It snowed up until about noon today. 2 more inches on top of yesterday's 7 or 8. The mailman actually came today. He drove a Ford S10 with 4wheel and big tires with big cleats. The snow plows had piled the snow along the side of the road in front of the mail box. He drove over it with no problem like a monster truck. My car is buried. The fallen snow plus that pitched by the plow trucks means I have some more snow digging in my future. The freezing rain after the snow made a crust on it. Makes walking a labor. You have to punch the crust with each step or you stand on it and it breaks under your full weight and you crash. It's difficult to keep from falling just standing in it. It was above my ankles. By the side of the road I went in up to my knee.
I may go out tomorrow if the weather is fit and do a bit of shoveling. Won't do much. A little at a time. I'm not in a hurry. I dread it. In the morning when I wake and see all the snow, first thing I think is Whitehead misses Jr Maxwell on a day like today. He took his tractor and blade to driveways all over Whitehead, worked all day at clearing driveways. Wouldn't accept a dime. A wave and on to the next house. He never made anything of it or told of it, just did it. I've thought all day of the time Ross gave Jr a great lecture on karma when he asked why everybody is helping him out in his infirm time. Ross reminded him of his activities over the years helping out people, fixing things and not charging for it, helping people out any way they needed help he could handle.
He said, "Now's payback time." Jr got it, but he didn't seem to be convinced he'd done enough to warrant what he's received, like he got more out of the deal than he put in. He had a hard time getting his mind off his belief that everyone he knew saw a fool when they saw him. It wasn't easy to break through that belief to see himself in such a light that anything good would be coming his way. Sometimes he judged himself like a hawk-eyed preacher fine tuned to sin. He lived his life outside church aware that's the only way he can live in relation to church. He believed, but he couldn't participate in the dreary old samo samo. I'm not sure, but it seemed like there was a part of him that wasn't certain God was not a hellfire and damnation preacher watching for sin like a referee. He was a bit apprehensive of that kind of a God. If that's how it turned out God is, he didn't have a chance.

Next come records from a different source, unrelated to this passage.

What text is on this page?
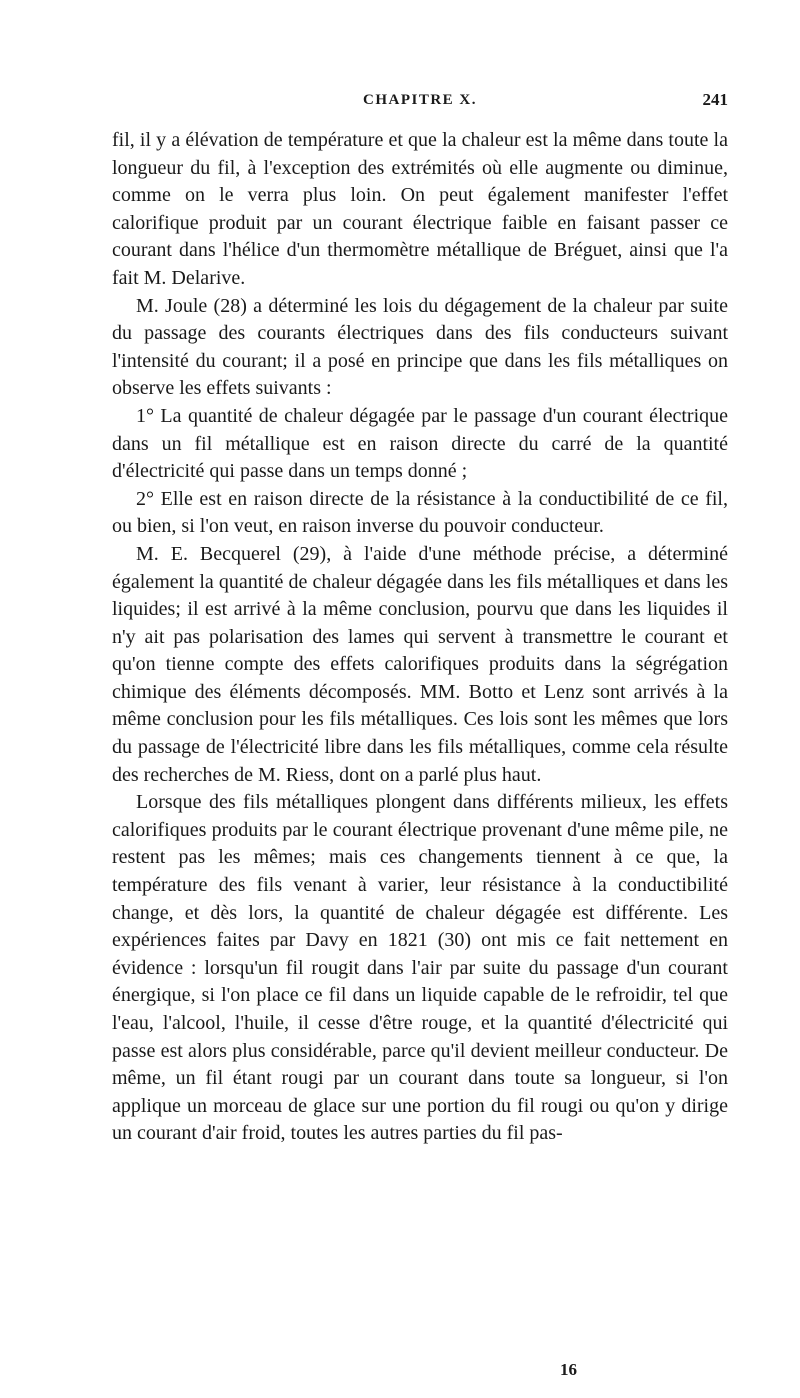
CHAPITRE X.	241

fil, il y a élévation de température et que la chaleur est la même dans toute la longueur du fil, à l'exception des extrémités où elle augmente ou diminue, comme on le verra plus loin. On peut également manifester l'effet calorifique produit par un courant électrique faible en faisant passer ce courant dans l'hélice d'un thermomètre métallique de Bréguet, ainsi que l'a fait M. Delarive.

M. Joule (28) a déterminé les lois du dégagement de la chaleur par suite du passage des courants électriques dans des fils conducteurs suivant l'intensité du courant; il a posé en principe que dans les fils métalliques on observe les effets suivants :

1° La quantité de chaleur dégagée par le passage d'un courant électrique dans un fil métallique est en raison directe du carré de la quantité d'électricité qui passe dans un temps donné ;

2° Elle est en raison directe de la résistance à la conductibilité de ce fil, ou bien, si l'on veut, en raison inverse du pouvoir conducteur.

M. E. Becquerel (29), à l'aide d'une méthode précise, a déterminé également la quantité de chaleur dégagée dans les fils métalliques et dans les liquides; il est arrivé à la même conclusion, pourvu que dans les liquides il n'y ait pas polarisation des lames qui servent à transmettre le courant et qu'on tienne compte des effets calorifiques produits dans la ségrégation chimique des éléments décomposés. MM. Botto et Lenz sont arrivés à la même conclusion pour les fils métalliques. Ces lois sont les mêmes que lors du passage de l'électricité libre dans les fils métalliques, comme cela résulte des recherches de M. Riess, dont on a parlé plus haut.

Lorsque des fils métalliques plongent dans différents milieux, les effets calorifiques produits par le courant électrique provenant d'une même pile, ne restent pas les mêmes; mais ces changements tiennent à ce que, la température des fils venant à varier, leur résistance à la conductibilité change, et dès lors, la quantité de chaleur dégagée est différente. Les expériences faites par Davy en 1821 (30) ont mis ce fait nettement en évidence : lorsqu'un fil rougit dans l'air par suite du passage d'un courant énergique, si l'on place ce fil dans un liquide capable de le refroidir, tel que l'eau, l'alcool, l'huile, il cesse d'être rouge, et la quantité d'électricité qui passe est alors plus considérable, parce qu'il devient meilleur conducteur. De même, un fil étant rougi par un courant dans toute sa longueur, si l'on applique un morceau de glace sur une portion du fil rougi ou qu'on y dirige un courant d'air froid, toutes les autres parties du fil pas-

16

I did my best over time to tune into the God of love. He knew the scripture about God is love, like everybody. Everybody knows it, but not too many regard God as such. God the punisher. God is watching you. You can't hide. Jr and I talked of our own ways of seeing things without judging each other, and I did my best to get across to him the God I know, who is love and love only. God doesn't care that Jr outran a cop one night. God doesn't care that he drank white liquor illegally, doesn't care that he had an adventure here and there, doesn't care that he didn't go to church. God is not that small minded. My God cares about one's advancement on the spiritual path. I believe Jr contracted a lifetime of suffering this time, for suffering is the fast lane.
I believe Jr was quite an advanced soul veiled. I couldn't talk to him about such subjects out there in abstraction where his mind never dwelled. And I'm glad. It taught me to pay closer attention to thinking without abstraction, pay closer attention to now, accepting circumstances as God given; therefore, go with them and see where they take me. I was never good at guiding myself through confusion. With help from above, I just have to get out of the way and let it happen. I don't think it mattered a whole lot what Jr believed about God as to where his spirit went. If God is love, as scripture attests, then he's not watching for sin to punish. We punish ourselves so severely, God surely is distressed that we're so hard on ourselves.
Our friend Jean had a son on death row in Florida. She visited him when she could. Her love for him never dimmed. I never talked at length with him on this subject, because he wasn't comfortable going off into the unknown, like strapping on a hang glider and jumping off a cliff the first time. He wasn't so sure that's what he wanted to do. He knew neither one of us knew anything about the subject of God, talk all we want. I knew it too. I didn't know how he saw God. It wasn't my business and it's not something that can be explained. But I have a pretty good idea how God saw Jr, not all of it by any means, but I believe God saw/sees in Jr a man
of real integrity whose life benefits everyone around him, a remarkable soul, and one with enough spice of naughtiness to give him some zip. What God loves about Jr Maxwell is that he is a true human being, the full spectrum, true to the core and forgiving as a dog.
In the last days when I knew he was soon on his way I didn't feel any urgency to call for God's attention. I knew he had God's full attention. When the spirit left the body, I felt no need to pray that he go up instead of down. I prayed anyway, because I felt that was the only real way to experience this moment. I wanted a long ritual of singing and finger cymbals like the Tibetans do with incense, chanting prayer. It didn't seem necessary, but at the same time it did seem necessary. I wanted to sit in reverence with him all morning, but got restless. The ambulance backing to the door again. On the mechanical stretcher again, corpse carried out of the house and to the mortician's table. It felt so absent of regard for who it was. It didn't matter who it was. It's a corpse. I wondered if I'd left time for the spirit to fully be released from the body of its own. There's no way I can know. I didn't know what to do. My friend wasn't breathing. I was happy for him. Ecstatic for him. Sad for myself.